La banque BNP Paribas a enregistré un bénéfice net record de 4,4 milliards d'euros (43,2 milliards de francs) au premier trimestre, dopé par la cession de sa filiale américaine Bank of the West, soit près de 2,5 fois plus qu'en 2022 sur la même période.

Le groupe est ainsi en bonne voie pour battre un nouveau record cette année après les 10,2 milliards de bénéfices engrangés en 2022, et alors que le secteur bancaire a connu des turbulences ces derniers mois.

BNP Paribas ne fait d'ailleurs aucune mention dans son communiqué publié mercredi des banques américaines ayant fait faillite ou du rachat de Credit Suisse par UBS.

Elle met au contraire en avant sa "solidité", selon le terme employé par le directeur général Jean-Laurent Bonnafé, cité dans le texte.

La cession de Bank of the West, acquise par BNP Paribas en 1979 et vendue à 16,3 milliards de dollars début février, a permis au groupe d'enregistrer une plus-value de près de 3 milliards d'euros.

Le produit net bancaire, équivalent du chiffre d'affaires pour le secteur, a pour sa part progressé de 1,4% par rapport au premier trimestre 2022, "recomposé" en prenant en compte les nouvelles normes comptables internationales pour le secteur de l'assurance, en vigueur depuis le 1er janvier 2023. Il s'établit à plus de 12 milliards d'euros.

Résultat net "distribuable"

En revanche, le résultat avant impôt et hors cession baisse de 9,4% sur un an, à 2,4 milliards d'euros, notamment du fait de "l'impact extraordinaire" lié au durcissement par la Banque centrale européenne des conditions des anciens prêts géants accordés aux banques.

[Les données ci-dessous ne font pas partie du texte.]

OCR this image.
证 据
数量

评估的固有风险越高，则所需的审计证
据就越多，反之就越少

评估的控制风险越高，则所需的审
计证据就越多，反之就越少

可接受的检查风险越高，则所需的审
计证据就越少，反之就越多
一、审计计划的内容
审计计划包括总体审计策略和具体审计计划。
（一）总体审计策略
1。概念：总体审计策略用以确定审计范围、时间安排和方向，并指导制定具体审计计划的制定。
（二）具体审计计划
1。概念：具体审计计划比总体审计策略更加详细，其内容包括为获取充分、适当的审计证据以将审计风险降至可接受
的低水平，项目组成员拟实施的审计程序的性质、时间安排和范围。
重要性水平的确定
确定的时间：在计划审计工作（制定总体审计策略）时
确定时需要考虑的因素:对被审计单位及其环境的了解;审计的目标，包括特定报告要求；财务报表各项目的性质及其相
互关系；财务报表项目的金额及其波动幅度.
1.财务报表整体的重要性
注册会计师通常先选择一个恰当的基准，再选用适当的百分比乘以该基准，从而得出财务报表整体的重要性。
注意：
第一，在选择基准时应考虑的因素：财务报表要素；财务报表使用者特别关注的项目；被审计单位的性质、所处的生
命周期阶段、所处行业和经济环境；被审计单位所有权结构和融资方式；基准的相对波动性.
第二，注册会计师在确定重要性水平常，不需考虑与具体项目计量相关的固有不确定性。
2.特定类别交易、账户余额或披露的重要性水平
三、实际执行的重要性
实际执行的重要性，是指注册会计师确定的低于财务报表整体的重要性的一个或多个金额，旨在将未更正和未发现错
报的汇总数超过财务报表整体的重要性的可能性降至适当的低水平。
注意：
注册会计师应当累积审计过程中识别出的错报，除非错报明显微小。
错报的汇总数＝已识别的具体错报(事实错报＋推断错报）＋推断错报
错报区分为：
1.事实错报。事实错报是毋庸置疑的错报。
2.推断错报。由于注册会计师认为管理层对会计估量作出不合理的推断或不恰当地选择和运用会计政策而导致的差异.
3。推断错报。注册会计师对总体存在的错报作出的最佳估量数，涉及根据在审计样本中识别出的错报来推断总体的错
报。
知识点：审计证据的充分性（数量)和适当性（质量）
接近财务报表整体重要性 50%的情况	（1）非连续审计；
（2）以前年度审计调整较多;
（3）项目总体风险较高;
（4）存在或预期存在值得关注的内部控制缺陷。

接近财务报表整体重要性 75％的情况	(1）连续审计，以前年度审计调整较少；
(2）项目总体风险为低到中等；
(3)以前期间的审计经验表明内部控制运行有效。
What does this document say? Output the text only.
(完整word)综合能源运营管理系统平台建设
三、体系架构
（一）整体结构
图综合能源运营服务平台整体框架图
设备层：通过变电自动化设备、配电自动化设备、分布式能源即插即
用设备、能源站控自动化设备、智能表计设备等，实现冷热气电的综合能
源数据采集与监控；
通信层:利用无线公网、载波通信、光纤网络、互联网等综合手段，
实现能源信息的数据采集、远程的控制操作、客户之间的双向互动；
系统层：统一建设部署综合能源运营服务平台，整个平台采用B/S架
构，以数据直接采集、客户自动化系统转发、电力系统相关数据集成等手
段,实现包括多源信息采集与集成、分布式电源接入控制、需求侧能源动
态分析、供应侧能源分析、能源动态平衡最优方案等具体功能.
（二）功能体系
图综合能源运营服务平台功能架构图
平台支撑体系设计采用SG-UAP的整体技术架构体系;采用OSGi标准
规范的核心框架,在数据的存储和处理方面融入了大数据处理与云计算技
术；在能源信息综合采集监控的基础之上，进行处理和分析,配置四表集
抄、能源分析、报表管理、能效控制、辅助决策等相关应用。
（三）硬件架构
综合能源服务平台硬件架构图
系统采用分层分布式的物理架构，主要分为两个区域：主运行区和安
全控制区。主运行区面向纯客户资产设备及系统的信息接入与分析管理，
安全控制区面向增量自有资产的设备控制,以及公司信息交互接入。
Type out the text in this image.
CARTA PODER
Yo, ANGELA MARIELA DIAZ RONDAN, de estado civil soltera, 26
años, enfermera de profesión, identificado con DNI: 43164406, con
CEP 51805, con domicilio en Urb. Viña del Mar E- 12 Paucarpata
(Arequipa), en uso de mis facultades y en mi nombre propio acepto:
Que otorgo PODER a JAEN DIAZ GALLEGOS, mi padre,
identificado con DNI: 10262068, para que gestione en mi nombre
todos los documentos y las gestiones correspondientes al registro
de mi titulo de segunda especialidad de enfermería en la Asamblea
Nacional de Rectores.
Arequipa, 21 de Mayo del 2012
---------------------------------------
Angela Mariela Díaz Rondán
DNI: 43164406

Ce changement, destiné à encourager les remboursements anticipés, a pesé pour environ 400 millions d'euros.

BNP Paribas a également eu à supporter des "coûts d'adaptation globaux" de 236 millions d'euros dans le métier du crédit à la consommation, où elle compte supprimer plus de 900 postes et se recentrer sur l'Europe.

La banque a toutefois mis en avant le résultat net "distribuable" qui, selon elle, reflète "la performance intrinsèque du groupe": il progresse de 55%. Cet indicateur, qui s'adresse plutôt aux actionnaires, exclut la cession de Bank of the West mais également la contribution de la BNP Paribas au Fonds de résolution unique, un dispositif européen alimenté par les banques et destiné à aider un établissement du secteur en cas de faillite.

En effet, la banque anticipe la fin de sa contribution à ce fonds prévu pour être abondé jusqu'à fin 2023 et prévoit, lorsqu'elle fixera le niveau de son dividende, de ne pas prendre en compte cette contribution d'environ un milliard d'euros.

Dans son plan stratégique, BNP Paribas ambitionne d'augmenter son "résultat net distribuable" d'environ un milliard d'euros par an jusqu'en 2025.

Si le cours de l'action BNP Paribas reste en hausse par rapport au début de l'année, il a été quelque peu malmené ces deux derniers mois, comme ses homologues du secteur.

Liquidité immédiatement disponible

BNP Paribas a connu une hausse de ses revenus dans tous ses pôles d'activités.

La partie dédiée aux entreprises et aux grandes institutions a crû de 4%, à 4,9 milliards d'euros, tandis que les banques commerciales et les métiers spécialisés ont vu leur activité progresser de 5,9% à 6,7 milliards d'euros.

Les métiers d'investissement et d'épargne n'ont eux vu leurs revenus que très légèrement augmenter (+0,6%, à 1,4 milliard d'euros).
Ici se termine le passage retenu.